La CJUE ajoute dans un second temps que les « transferts tardifs seraient susceptibles de modifier sensiblement la valeur sportive de telle ou telle équipe au cours du championnat, remettant ainsi en cause la comparabilité des résultats entre les différentes équipes engagées dans ce championnat ».
En ce sens, la FIFA tient compte de cette dimension liée à l’équité sportive pour limiter les transferts tardifs et invite dans l’article 6.4 du RTSJ les ligues nationales à définir des critères relatifs à l’intégrité sportive pour restreindre les transferts hors marchés.
Pour le championnat français, l’article 213 du Règlement administratif de la LFP prévoit qu’ « afin de préserver l’intégrité sportive des compétitions, aucun nouveau joueur, quel que soit son statut, ne peut être enregistré au-delà de la clôture de la période d’enregistrement complémentaire pour des joueurs licenciés au club postérieurement, à l’exception des jokers médicaux ».
En ce sens, les clubs français ne peuvent donc pas, pour la saison en cours de Ligue 1, recruter au-delà du 3 février 2025.

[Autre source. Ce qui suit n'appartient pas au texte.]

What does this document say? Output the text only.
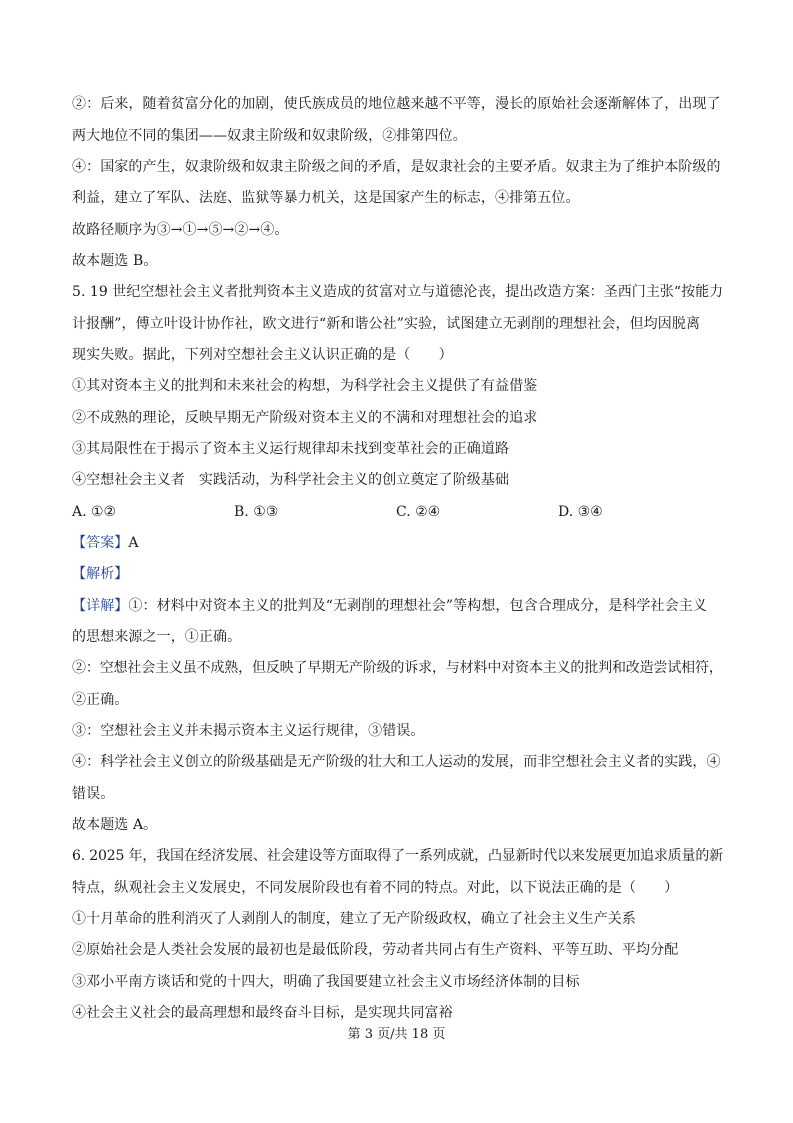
②：后来，随着贫富分化的加剧，使氏族成员的地位越来越不平等，漫长的原始社会逐渐解体了，出现了
两大地位不同的集团——奴隶主阶级和奴隶阶级，②排第四位。
④：国家的产生，奴隶阶级和奴隶主阶级之间的矛盾，是奴隶社会的主要矛盾。奴隶主为了维护本阶级的
利益，建立了军队、法庭、监狱等暴力机关，这是国家产生的标志，④排第五位。
故路径顺序为③→①→⑤→②→④。
故本题选 B。
5. 19 世纪空想社会主义者批判资本主义造成的贫富对立与道德沦丧，提出改造方案：圣西门主张“按能力
计报酬”，傅立叶设计协作社，欧文进行“新和谐公社”实验，试图建立无剥削的理想社会，但均因脱离
现实失败。据此，下列对空想社会主义认识正确的是（　　）
①其对资本主义的批判和未来社会的构想，为科学社会主义提供了有益借鉴
②不成熟的理论，反映早期无产阶级对资本主义的不满和对理想社会的追求
③其局限性在于揭示了资本主义运行规律却未找到变革社会的正确道路
④空想社会主义者　实践活动，为科学社会主义的创立奠定了阶级基础
A. ①②	B. ①③	C. ②④	D. ③④
【答案】A
【解析】
【详解】①：材料中对资本主义的批判及“无剥削的理想社会”等构想，包含合理成分，是科学社会主义
的思想来源之一，①正确。
②：空想社会主义虽不成熟，但反映了早期无产阶级的诉求，与材料中对资本主义的批判和改造尝试相符，
②正确。
③：空想社会主义并未揭示资本主义运行规律，③错误。
④：科学社会主义创立的阶级基础是无产阶级的壮大和工人运动的发展，而非空想社会主义者的实践，④
错误。
故本题选 A。
6. 2025 年，我国在经济发展、社会建设等方面取得了一系列成就，凸显新时代以来发展更加追求质量的新
特点，纵观社会主义发展史，不同发展阶段也有着不同的特点。对此，以下说法正确的是（　　）
①十月革命的胜利消灭了人剥削人的制度，建立了无产阶级政权，确立了社会主义生产关系
②原始社会是人类社会发展的最初也是最低阶段，劳动者共同占有生产资料、平等互助、平均分配
③邓小平南方谈话和党的十四大，明确了我国要建立社会主义市场经济体制的目标
④社会主义社会的最高理想和最终奋斗目标，是实现共同富裕
第 3 页/共 18 页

Par ailleurs, l’UEFA n’est pas en reste sur la limitation des transferts tardifs puisqu’elle impose, pour la participation à la C1, l’inscription des joueurs sur une liste quasi immuable entre le début de la phase de ligue et ce jusqu’à la phase finale. L’article 31.09 du Règlement de l’UEFA Champions League oblige les clubs participants à soumettre leur liste de joueurs avant le 3 septembre 2024 à minuit. Par conséquent, la tardiveté du transfert empêche la participation à la compétition européenne.
En l’espèce, Adrien Rabiot sans club au 4 septembre 2024 ne pourra pas a priori disputer la compétition européenne.

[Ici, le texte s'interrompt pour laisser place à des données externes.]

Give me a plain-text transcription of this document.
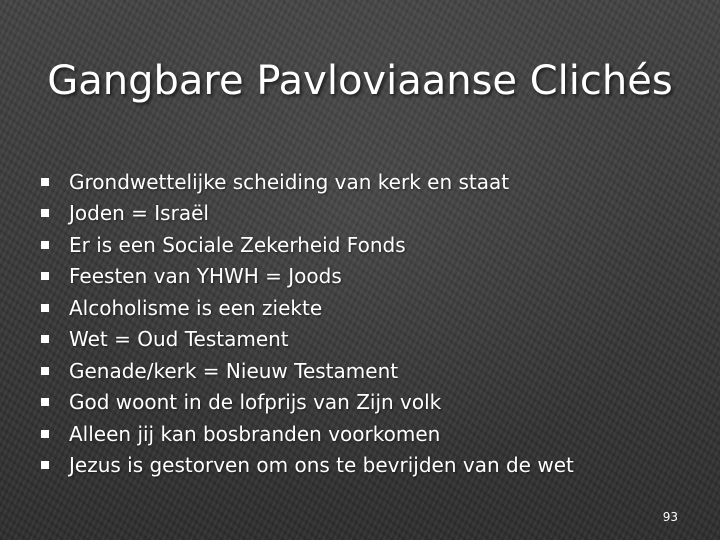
Gangbare Pavloviaanse Clichés
Grondwettelijke scheiding van kerk en staat
Joden = Israël
Er is een Sociale Zekerheid Fonds
Feesten van YHWH = Joods
Alcoholisme is een ziekte
Wet = Oud Testament
Genade/kerk = Nieuw Testament
God woont in de lofprijs van Zijn volk
Alleen jij kan bosbranden voorkomen
Jezus is gestorven om ons te bevrijden van de wet
93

Une exception au règlement de la C1 est cependant prévue. Elle permet d’ajouter deux nouveaux joueurs après l’expiration de la date du 3 septembre 2024, mais elle se heurte à deux contraintes : le respect du nombre de joueurs formés localement et la limite de 25 éléments présents dans la liste.
En conclusion, les joueurs libres de tous contrats peuvent actuellement, même post-mercato, trouver un nouveau point de chute contractuel.
Du point de vue des footballeurs, cette faculté leur garantit de ne pas se retrouver sans contrat et sans club à l’issue de la période de mercato leur évitant par conséquent une saison blanche sur le plan sportif et financier. Elle permet également, pour les ruptures de contrat pour juste cause en première partie de saison, de retrouver un nouveau club rapidement sans attendre la prochaine fenêtre de transfert.
Du point de vue des clubs, si les recrutements hors période d’enregistrement demeurent marginaux, ils peuvent permettre d’assurer un dernier renforcement de l’effectif. La Ligue 1 autorise, en ce sens, de recruter un joueur libre à titre de « joker » (article 213 du Règlement administratif de la LFP).
Enfin, dans l’hypothèse précise du « joker médical », le recrutement tardif n’est pas de nature à remettre en cause l’intégrité sportive, bien au contraire, il permet de s’en assurer en rétablissant la stabilité de l’effectif lors de la saison sportive malgré une blessure grave d’un élément.